Par exemple, Rachel a rêvé qu’elle avait planifié un événement pour les enfants en deuil. « Il s’agissait de jouer aux billes, une activité aussi tactile et insalubre que vous pouvez l’imaginer », raconte Rachel.

« Dans le rêve, je n’avais pas prévu de désinfectant pour les mains ni d’accès à un point de lavage des mains… Et l’image récurrente était celle d’enfants tendant la main dans le même sac de billes. Je me souviens que je me suis réveillée avec la nausée », révèle-t-elle.

Image d’illustration d’un homme en train de dormir. (Credit: tommaso79, iStock by Getty Image)

Influencée par le souci de tout le monde de s’approvisionner, Randi Brenowitz, retraitée de Palo Alto, en Californie, révèle qu’elle rêve beaucoup de nourriture ces derniers temps. Heureusement, ses rêves ont été plutôt agréables. Rachel, par contre, a rêvé qu’elle vivait dans une vieille maison avec son mari, et qu’il y avait des restes de nourriture dans les placards et que tout était infesté d’insectes.

« La vermine se battait contre nous pour la nourriture », rapporte Randi.
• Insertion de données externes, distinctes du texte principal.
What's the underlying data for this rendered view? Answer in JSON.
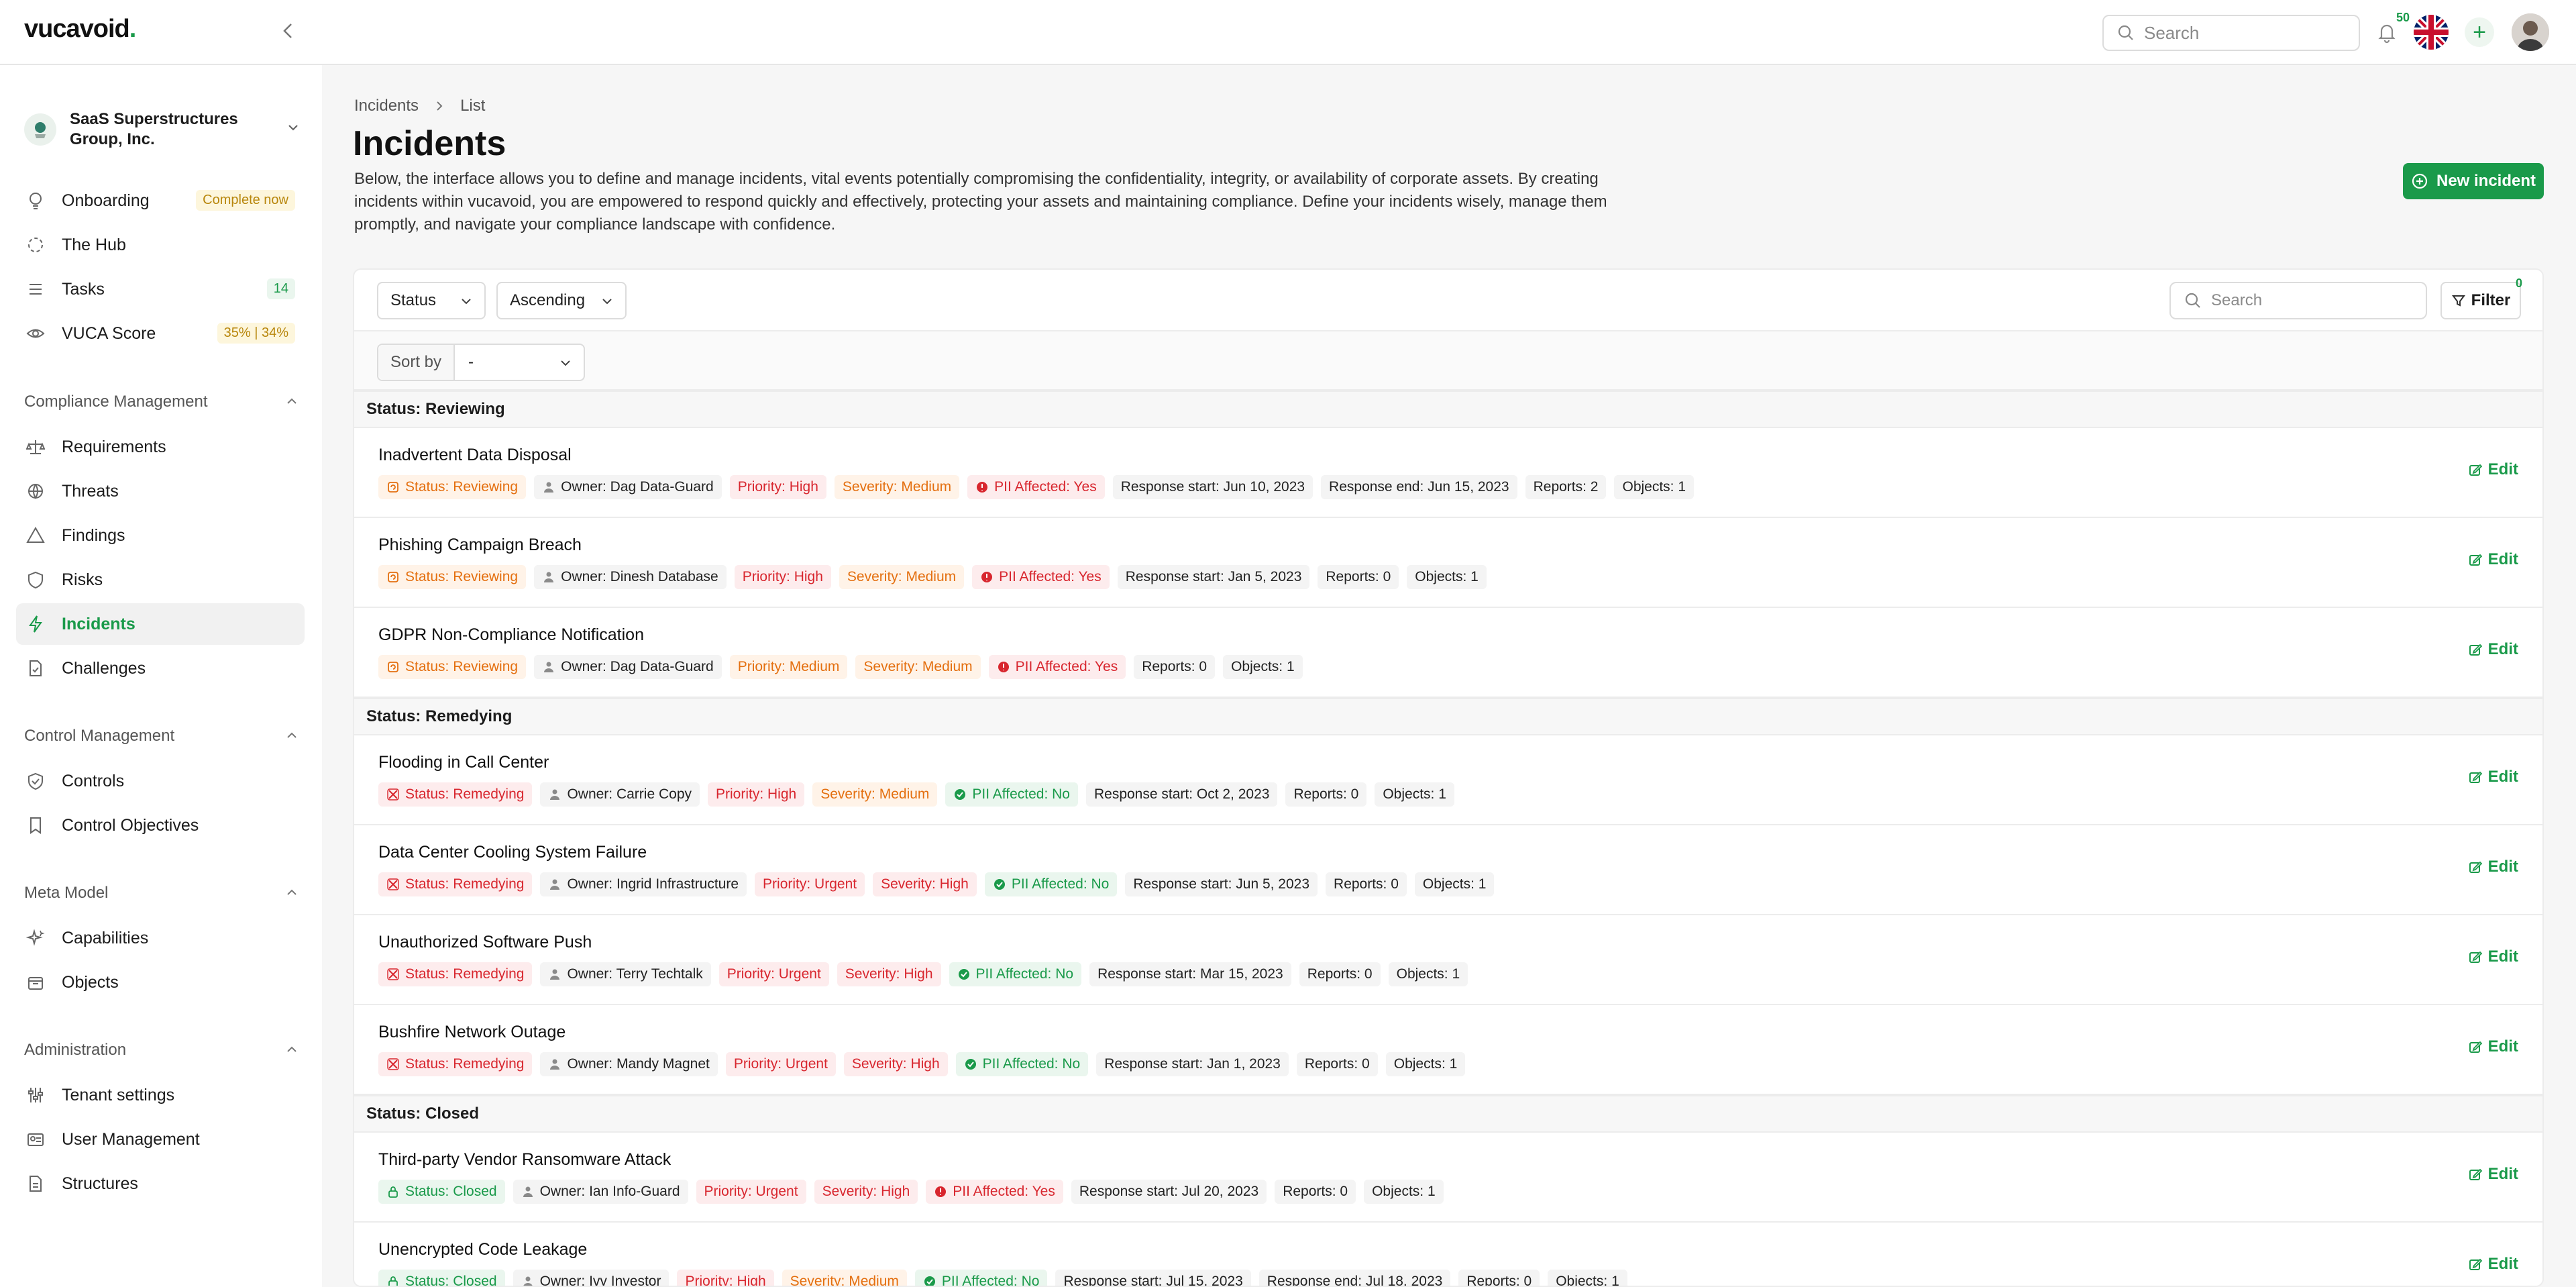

Bien qu’aucune des personnes interrogées par le Times of Israel n’ait perdu d’êtres chers à cause du Covid-19, certaines ont des amis qui ont eu la maladie, et beaucoup s’occupent de parents âgés, qui sont particulièrement vulnérables au virus.
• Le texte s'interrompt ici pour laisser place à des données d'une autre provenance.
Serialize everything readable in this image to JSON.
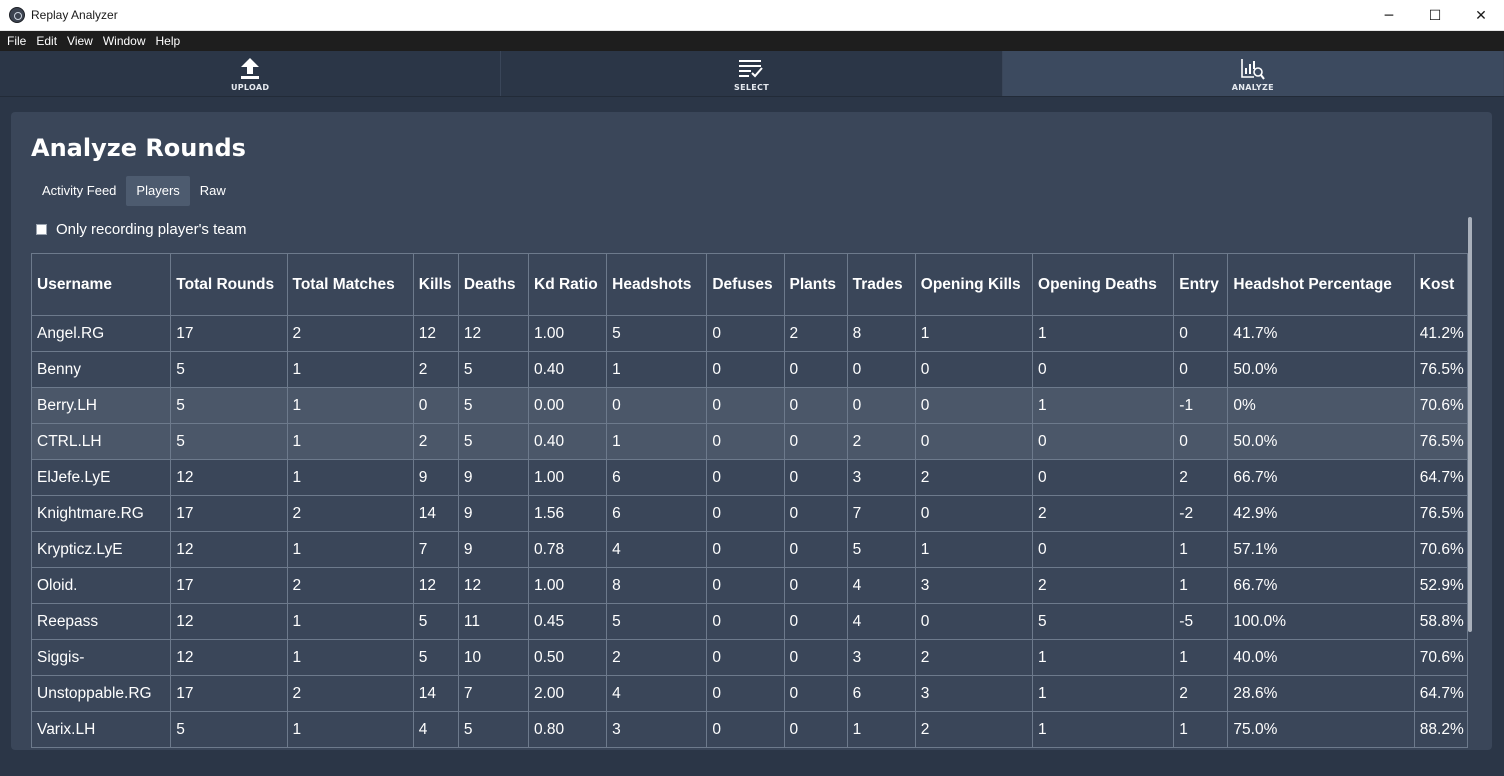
{
  "window": {
    "title": "Replay Analyzer",
    "controls": {
      "minimize": "─",
      "maximize": "☐",
      "close": "✕"
    }
  },
  "menu": [
    "File",
    "Edit",
    "View",
    "Window",
    "Help"
  ],
  "nav": [
    {
      "label": "UPLOAD",
      "icon": "upload-icon",
      "active": false
    },
    {
      "label": "SELECT",
      "icon": "checklist-icon",
      "active": false
    },
    {
      "label": "ANALYZE",
      "icon": "chart-search-icon",
      "active": true
    }
  ],
  "page": {
    "title": "Analyze Rounds",
    "tabs": [
      {
        "label": "Activity Feed",
        "active": false
      },
      {
        "label": "Players",
        "active": true
      },
      {
        "label": "Raw",
        "active": false
      }
    ],
    "filter_label": "Only recording player's team",
    "filter_checked": false
  },
  "table": {
    "columns": [
      "Username",
      "Total Rounds",
      "Total Matches",
      "Kills",
      "Deaths",
      "Kd Ratio",
      "Headshots",
      "Defuses",
      "Plants",
      "Trades",
      "Opening Kills",
      "Opening Deaths",
      "Entry",
      "Headshot Percentage",
      "Kost"
    ],
    "rows": [
      [
        "Angel.RG",
        "17",
        "2",
        "12",
        "12",
        "1.00",
        "5",
        "0",
        "2",
        "8",
        "1",
        "1",
        "0",
        "41.7%",
        "41.2%"
      ],
      [
        "Benny",
        "5",
        "1",
        "2",
        "5",
        "0.40",
        "1",
        "0",
        "0",
        "0",
        "0",
        "0",
        "0",
        "50.0%",
        "76.5%"
      ],
      [
        "Berry.LH",
        "5",
        "1",
        "0",
        "5",
        "0.00",
        "0",
        "0",
        "0",
        "0",
        "0",
        "1",
        "-1",
        "0%",
        "70.6%"
      ],
      [
        "CTRL.LH",
        "5",
        "1",
        "2",
        "5",
        "0.40",
        "1",
        "0",
        "0",
        "2",
        "0",
        "0",
        "0",
        "50.0%",
        "76.5%"
      ],
      [
        "ElJefe.LyE",
        "12",
        "1",
        "9",
        "9",
        "1.00",
        "6",
        "0",
        "0",
        "3",
        "2",
        "0",
        "2",
        "66.7%",
        "64.7%"
      ],
      [
        "Knightmare.RG",
        "17",
        "2",
        "14",
        "9",
        "1.56",
        "6",
        "0",
        "0",
        "7",
        "0",
        "2",
        "-2",
        "42.9%",
        "76.5%"
      ],
      [
        "Krypticz.LyE",
        "12",
        "1",
        "7",
        "9",
        "0.78",
        "4",
        "0",
        "0",
        "5",
        "1",
        "0",
        "1",
        "57.1%",
        "70.6%"
      ],
      [
        "Oloid.",
        "17",
        "2",
        "12",
        "12",
        "1.00",
        "8",
        "0",
        "0",
        "4",
        "3",
        "2",
        "1",
        "66.7%",
        "52.9%"
      ],
      [
        "Reepass",
        "12",
        "1",
        "5",
        "11",
        "0.45",
        "5",
        "0",
        "0",
        "4",
        "0",
        "5",
        "-5",
        "100.0%",
        "58.8%"
      ],
      [
        "Siggis-",
        "12",
        "1",
        "5",
        "10",
        "0.50",
        "2",
        "0",
        "0",
        "3",
        "2",
        "1",
        "1",
        "40.0%",
        "70.6%"
      ],
      [
        "Unstoppable.RG",
        "17",
        "2",
        "14",
        "7",
        "2.00",
        "4",
        "0",
        "0",
        "6",
        "3",
        "1",
        "2",
        "28.6%",
        "64.7%"
      ],
      [
        "Varix.LH",
        "5",
        "1",
        "4",
        "5",
        "0.80",
        "3",
        "0",
        "0",
        "1",
        "2",
        "1",
        "1",
        "75.0%",
        "88.2%"
      ]
    ],
    "highlighted_rows": [
      2,
      3
    ]
  }
}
Cette proximité de la maladie et de la mort – ou même de leur possibilité – se glisse également dans les rêves. David Wilensky raconte avoir fait un rêve dans lequel il était en retard au travail et complètement fauché. Mais il a ressenti une forte envie de rendre visite à un ami qui est atteint d’un coronavirus (dans la vie réelle) et qui présente un certain nombre d’affections préexistantes.

« J’ai donc dépensé mes derniers dollars dans un Uber pour aller la voir », poursuit-il à propos de ce qu’il se rappelle de son rêve.
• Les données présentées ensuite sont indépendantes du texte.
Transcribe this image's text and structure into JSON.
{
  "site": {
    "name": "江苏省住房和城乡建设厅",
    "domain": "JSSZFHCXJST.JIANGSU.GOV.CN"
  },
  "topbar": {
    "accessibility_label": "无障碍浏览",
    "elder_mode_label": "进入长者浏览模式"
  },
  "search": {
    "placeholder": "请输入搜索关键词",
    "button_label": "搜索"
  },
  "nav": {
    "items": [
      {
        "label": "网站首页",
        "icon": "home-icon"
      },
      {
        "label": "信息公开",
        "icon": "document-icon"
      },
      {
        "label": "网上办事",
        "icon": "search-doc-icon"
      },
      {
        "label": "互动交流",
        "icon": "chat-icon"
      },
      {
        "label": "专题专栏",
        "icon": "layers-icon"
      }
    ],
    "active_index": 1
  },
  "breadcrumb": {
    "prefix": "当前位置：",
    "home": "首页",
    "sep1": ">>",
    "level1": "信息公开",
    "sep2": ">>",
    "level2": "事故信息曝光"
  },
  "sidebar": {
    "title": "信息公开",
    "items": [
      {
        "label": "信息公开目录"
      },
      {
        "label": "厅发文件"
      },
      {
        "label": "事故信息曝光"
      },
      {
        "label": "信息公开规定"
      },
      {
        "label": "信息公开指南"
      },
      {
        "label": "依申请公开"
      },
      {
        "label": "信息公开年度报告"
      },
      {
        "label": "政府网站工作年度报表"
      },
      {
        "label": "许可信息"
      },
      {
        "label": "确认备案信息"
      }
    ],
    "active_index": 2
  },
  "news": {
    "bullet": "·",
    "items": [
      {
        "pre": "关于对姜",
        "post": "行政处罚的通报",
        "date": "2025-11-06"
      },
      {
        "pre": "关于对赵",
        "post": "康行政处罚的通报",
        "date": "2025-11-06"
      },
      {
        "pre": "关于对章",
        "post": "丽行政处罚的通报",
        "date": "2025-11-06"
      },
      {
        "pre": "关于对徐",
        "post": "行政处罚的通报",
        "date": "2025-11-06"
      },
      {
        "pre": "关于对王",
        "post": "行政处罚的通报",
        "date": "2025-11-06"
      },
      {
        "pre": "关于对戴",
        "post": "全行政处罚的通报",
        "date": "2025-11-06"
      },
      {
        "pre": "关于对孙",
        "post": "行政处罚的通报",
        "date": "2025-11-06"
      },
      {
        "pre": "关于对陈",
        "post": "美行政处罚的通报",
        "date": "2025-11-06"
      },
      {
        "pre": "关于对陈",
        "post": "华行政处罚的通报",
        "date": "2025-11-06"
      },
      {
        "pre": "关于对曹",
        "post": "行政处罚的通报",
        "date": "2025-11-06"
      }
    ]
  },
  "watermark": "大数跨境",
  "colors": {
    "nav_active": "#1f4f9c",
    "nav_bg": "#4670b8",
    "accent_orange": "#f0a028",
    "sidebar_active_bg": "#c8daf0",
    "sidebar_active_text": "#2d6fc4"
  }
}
Un bon sommeil bientôt de nouveau possible

Les professeurs Lavie et Kryger sont tous deux convaincus que la plupart des individus finiront par retrouver un sommeil et des rêves normaux. Cela peut juste prendre un certain temps, étant donné l’anxiété causée par la nature ouverte de la crise.

« Cela pourrait prendre beaucoup plus de temps pour ceux qui sont durement touchés économiquement par la situation », précise le Pr Lavie.

Les deux experts ont averti que les premiers intervenants et le personnel médical de première ligne qui s’occupent des victimes du Covid-19, qui sont confrontés quotidiennement à la misère et à la mort (et qui travaillent souvent dans des situations incontrôlables), peuvent se retrouver avec un trouble de stress post-traumatique (TSPT) et des troubles du sommeil à long terme.

Illustration d’une femme fatiguée. (Crédit : fizkes, iStock by Getty Images)

Il a conseillé de garder une routine aussi normale que possible pour aider à rétablir un sommeil régulier et éviter les cauchemars. Le Dr Kryger a mis en garde contre le fait de passer trop de temps sur les réseaux sociaux et à regarder les nouvelles télévisées, surtout la nuit.

Surtout, il est important de se rappeler qu’il est normal de faire des rêves intenses en ce moment.

« Il n’y a pas de sens caché dans ces rêves. C’est un rêve – il n’est pas réel, il ne porte pas de jugement et il n’est pas normatif », assure le Dr Kryger.